Our escape average hovers around 80% (it would probably be a little higher but we regularly beg to be allowed to play games that require more than 2 players) and the more rooms we do the harder it is to make that average budge, so any time we lose a game I’m enraged enough to bring out my inner Meg Ryan and fight. Fight fight fight. Though we hadn’t lost the room before this one, I felt we had been “hinted” out of it, which is almost as bad.

The first impression of Puzzessed as a business is: invested and caring. The owners are knowledgeable to talk to and told us the places to hit and avoid for food while we were in town, even the best routes to take to drive there. I love the non-corporate feel of this place and that the walls are adorned by local art.

In Last Wish, your father sent you a letter that you receive after his funeral leading you to an elaborate puzzle in a secret office that no one knew about. The plot carries throughout the game by a series of cassette tapes being uncovered that he left for you. Yep, you read me right, cassette tapes.

Using an everyday item that is past its prime is an interesting element in an escape room. It creates a “puzzle” where there is no real puzzle and can allow the older crowd, who might be hesitant about the unknown prospects of an escape room, to feel instantly valuable because of the knowledge they bring to the table. It’s important to make whatever this artifact is fit into the game and not stick out like a sore gimmicky thumb. Puzzessed did a great job making their room immersive with both decor and props.

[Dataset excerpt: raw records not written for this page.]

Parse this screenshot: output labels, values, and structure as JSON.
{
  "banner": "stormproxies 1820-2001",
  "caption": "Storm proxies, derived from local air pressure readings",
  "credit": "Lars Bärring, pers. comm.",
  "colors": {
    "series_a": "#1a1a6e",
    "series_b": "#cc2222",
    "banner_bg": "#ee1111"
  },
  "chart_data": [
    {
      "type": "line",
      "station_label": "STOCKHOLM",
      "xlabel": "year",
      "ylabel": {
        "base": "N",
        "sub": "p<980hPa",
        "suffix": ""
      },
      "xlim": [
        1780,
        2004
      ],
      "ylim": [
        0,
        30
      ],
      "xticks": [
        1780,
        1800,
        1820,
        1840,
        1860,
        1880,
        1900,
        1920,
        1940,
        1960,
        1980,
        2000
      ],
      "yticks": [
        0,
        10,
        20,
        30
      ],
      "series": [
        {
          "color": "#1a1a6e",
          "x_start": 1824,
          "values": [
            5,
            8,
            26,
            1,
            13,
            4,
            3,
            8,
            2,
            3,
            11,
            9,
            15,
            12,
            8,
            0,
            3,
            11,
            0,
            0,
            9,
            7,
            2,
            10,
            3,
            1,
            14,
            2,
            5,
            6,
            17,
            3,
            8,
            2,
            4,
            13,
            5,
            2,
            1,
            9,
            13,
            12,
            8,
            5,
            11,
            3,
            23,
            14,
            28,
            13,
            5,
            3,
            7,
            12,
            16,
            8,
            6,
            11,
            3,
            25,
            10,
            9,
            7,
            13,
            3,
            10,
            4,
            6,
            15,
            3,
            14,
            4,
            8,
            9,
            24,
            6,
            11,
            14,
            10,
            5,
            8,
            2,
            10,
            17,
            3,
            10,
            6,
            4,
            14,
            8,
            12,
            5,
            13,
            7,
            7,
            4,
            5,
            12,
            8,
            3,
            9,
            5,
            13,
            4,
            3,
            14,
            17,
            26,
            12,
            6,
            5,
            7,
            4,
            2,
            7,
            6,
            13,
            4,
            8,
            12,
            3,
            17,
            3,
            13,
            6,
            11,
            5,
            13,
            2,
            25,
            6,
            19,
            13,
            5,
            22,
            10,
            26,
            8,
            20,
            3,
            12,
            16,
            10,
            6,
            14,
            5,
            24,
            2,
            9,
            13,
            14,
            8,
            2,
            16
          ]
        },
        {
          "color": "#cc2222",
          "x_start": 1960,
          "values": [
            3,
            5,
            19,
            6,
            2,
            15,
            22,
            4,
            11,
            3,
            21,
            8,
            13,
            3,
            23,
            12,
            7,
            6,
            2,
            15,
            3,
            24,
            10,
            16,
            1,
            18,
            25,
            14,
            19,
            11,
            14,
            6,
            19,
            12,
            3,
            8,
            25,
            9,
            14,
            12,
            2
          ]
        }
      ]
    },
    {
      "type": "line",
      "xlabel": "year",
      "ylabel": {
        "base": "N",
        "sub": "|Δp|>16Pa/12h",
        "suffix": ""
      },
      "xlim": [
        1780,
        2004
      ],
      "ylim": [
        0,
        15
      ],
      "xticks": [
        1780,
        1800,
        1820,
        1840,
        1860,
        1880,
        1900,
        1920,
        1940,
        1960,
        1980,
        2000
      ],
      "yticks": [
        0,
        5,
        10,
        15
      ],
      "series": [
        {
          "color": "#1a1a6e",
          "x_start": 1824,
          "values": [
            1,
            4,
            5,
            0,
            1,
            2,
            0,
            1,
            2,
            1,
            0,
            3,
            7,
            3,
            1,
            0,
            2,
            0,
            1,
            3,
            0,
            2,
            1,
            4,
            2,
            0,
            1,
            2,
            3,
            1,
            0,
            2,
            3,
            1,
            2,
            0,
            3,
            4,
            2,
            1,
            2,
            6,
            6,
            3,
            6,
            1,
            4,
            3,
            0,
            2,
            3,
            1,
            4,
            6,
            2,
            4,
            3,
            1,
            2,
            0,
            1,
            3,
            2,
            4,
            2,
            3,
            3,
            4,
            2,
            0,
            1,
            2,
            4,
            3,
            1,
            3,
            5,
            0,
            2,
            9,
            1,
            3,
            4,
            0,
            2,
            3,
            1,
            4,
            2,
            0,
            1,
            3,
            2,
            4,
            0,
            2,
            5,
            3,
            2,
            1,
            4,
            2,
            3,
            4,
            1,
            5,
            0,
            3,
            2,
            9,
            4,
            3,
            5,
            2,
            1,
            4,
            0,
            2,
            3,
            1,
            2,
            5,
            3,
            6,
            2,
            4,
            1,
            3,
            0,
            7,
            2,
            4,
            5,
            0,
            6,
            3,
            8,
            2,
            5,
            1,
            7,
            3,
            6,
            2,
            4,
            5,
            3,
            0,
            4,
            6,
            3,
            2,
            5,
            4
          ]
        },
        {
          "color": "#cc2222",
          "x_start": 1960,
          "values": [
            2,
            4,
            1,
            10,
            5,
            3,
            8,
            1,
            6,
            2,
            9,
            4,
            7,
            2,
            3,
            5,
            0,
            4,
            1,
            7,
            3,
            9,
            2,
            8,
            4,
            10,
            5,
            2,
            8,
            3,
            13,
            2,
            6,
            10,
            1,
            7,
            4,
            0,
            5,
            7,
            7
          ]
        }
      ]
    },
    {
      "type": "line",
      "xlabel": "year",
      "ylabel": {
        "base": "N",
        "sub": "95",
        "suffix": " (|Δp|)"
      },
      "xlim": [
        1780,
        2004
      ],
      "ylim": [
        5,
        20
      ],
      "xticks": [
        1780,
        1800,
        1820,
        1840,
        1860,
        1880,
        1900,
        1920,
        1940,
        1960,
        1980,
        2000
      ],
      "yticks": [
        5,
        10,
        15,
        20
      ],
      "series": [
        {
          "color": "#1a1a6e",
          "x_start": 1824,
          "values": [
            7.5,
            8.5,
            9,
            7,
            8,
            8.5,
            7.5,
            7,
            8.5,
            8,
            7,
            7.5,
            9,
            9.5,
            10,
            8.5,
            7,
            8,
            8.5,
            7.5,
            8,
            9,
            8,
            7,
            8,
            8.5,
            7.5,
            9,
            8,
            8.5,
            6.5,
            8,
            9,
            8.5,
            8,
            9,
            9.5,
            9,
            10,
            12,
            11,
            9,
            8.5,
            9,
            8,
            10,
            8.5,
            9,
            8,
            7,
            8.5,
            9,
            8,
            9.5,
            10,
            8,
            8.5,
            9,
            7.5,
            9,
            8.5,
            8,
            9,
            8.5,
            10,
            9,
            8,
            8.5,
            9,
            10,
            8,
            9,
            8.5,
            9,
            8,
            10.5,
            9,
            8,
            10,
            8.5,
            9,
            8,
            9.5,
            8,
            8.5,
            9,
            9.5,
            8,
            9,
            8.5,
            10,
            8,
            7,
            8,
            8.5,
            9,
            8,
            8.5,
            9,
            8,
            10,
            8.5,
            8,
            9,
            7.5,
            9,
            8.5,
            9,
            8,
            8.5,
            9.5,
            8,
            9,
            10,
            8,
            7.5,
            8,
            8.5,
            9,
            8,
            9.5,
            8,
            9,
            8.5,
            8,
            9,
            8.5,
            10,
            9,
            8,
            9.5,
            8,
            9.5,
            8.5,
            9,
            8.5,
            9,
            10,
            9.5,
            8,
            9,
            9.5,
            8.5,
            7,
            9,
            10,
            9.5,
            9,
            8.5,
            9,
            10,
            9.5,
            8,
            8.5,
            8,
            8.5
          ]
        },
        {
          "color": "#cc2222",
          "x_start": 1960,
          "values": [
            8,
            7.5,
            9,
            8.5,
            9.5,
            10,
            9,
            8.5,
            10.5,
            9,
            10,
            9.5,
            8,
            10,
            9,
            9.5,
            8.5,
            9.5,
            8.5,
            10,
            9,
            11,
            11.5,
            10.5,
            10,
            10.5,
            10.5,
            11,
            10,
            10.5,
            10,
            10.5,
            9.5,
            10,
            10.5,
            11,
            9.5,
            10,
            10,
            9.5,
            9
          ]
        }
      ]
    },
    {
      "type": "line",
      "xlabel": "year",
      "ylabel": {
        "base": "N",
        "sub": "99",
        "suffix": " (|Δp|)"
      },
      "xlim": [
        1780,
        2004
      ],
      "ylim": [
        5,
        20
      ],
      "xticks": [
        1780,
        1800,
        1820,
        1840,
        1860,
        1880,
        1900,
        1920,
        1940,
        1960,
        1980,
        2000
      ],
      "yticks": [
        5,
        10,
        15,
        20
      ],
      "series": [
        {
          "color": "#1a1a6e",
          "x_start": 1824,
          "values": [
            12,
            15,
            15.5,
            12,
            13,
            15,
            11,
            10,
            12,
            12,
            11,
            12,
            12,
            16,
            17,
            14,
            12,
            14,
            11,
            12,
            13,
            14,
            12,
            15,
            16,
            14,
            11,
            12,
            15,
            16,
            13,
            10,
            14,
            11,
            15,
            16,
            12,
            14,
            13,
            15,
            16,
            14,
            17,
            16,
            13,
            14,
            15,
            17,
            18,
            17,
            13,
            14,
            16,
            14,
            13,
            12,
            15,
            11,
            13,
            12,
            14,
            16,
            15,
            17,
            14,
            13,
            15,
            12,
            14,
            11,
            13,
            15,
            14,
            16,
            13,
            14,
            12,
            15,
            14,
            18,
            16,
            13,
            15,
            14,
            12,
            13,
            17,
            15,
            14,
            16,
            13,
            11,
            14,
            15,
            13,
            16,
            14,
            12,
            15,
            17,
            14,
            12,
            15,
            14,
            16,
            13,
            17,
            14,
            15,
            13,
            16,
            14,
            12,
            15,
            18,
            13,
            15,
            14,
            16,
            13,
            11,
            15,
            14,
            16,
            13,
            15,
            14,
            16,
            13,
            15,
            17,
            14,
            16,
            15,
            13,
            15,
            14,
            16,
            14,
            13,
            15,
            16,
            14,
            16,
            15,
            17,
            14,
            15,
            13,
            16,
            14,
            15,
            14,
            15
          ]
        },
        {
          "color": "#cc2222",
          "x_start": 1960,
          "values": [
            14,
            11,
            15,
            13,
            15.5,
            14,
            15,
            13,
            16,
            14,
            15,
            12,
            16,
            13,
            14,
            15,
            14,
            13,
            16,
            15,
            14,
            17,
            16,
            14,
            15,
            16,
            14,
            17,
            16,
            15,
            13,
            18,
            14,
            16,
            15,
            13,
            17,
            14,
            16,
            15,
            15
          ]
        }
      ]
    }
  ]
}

There were a few puzzles in Last Wish where the creators added extra clues after the fact to try to help the puzzler get to the right track. We’ve run into this in a few games. In an effort to guide players, what actually ends up happening is that there are too many clues and sometimes this throws players off track instead of clarifying as is the intent.

This is an easy trap to fall into. The puzzle makes sense to the creator but they see a trend of a sticky spot in their escape room and go for the quick fix. By quick fix, I don’t mean the lazy fix, but the fix that does not affect other puzzles, props, or flow of the rest of the game. Most of the time a “broken” puzzle cannot be fixed that easily.

Enough about that, as it was only a small portion of the room, though important to point out. Other puzzles in the room were innovative and there are a few really fun surprises waiting for players. Last Wish utilizes the space of the room very well incorporating elements and pieces that extend the game past just what you see when you enter. A few of the puzzles stand out in my mind as being either something I haven’t seen in an escape room before or the first time I had seen it.

My favorite thing about the experience at Puzzessed was the obvious effort they are putting into continually tweaking and refining the game. Overall a really solid room and a business I’d love to play another room at once they open another up.


Puzzles: A few standouts and a few been-there-done-thats. Theme: I frequently lose sight of the theme in escape rooms but Last Wist keeps you in the whole time. Game Master: Attentive, no issues. Upkeep: Continual maintenance obviously done. Customer Service: Outstanding. Extras: Minus 1 for extra clues that ended up convoluting instead of helping.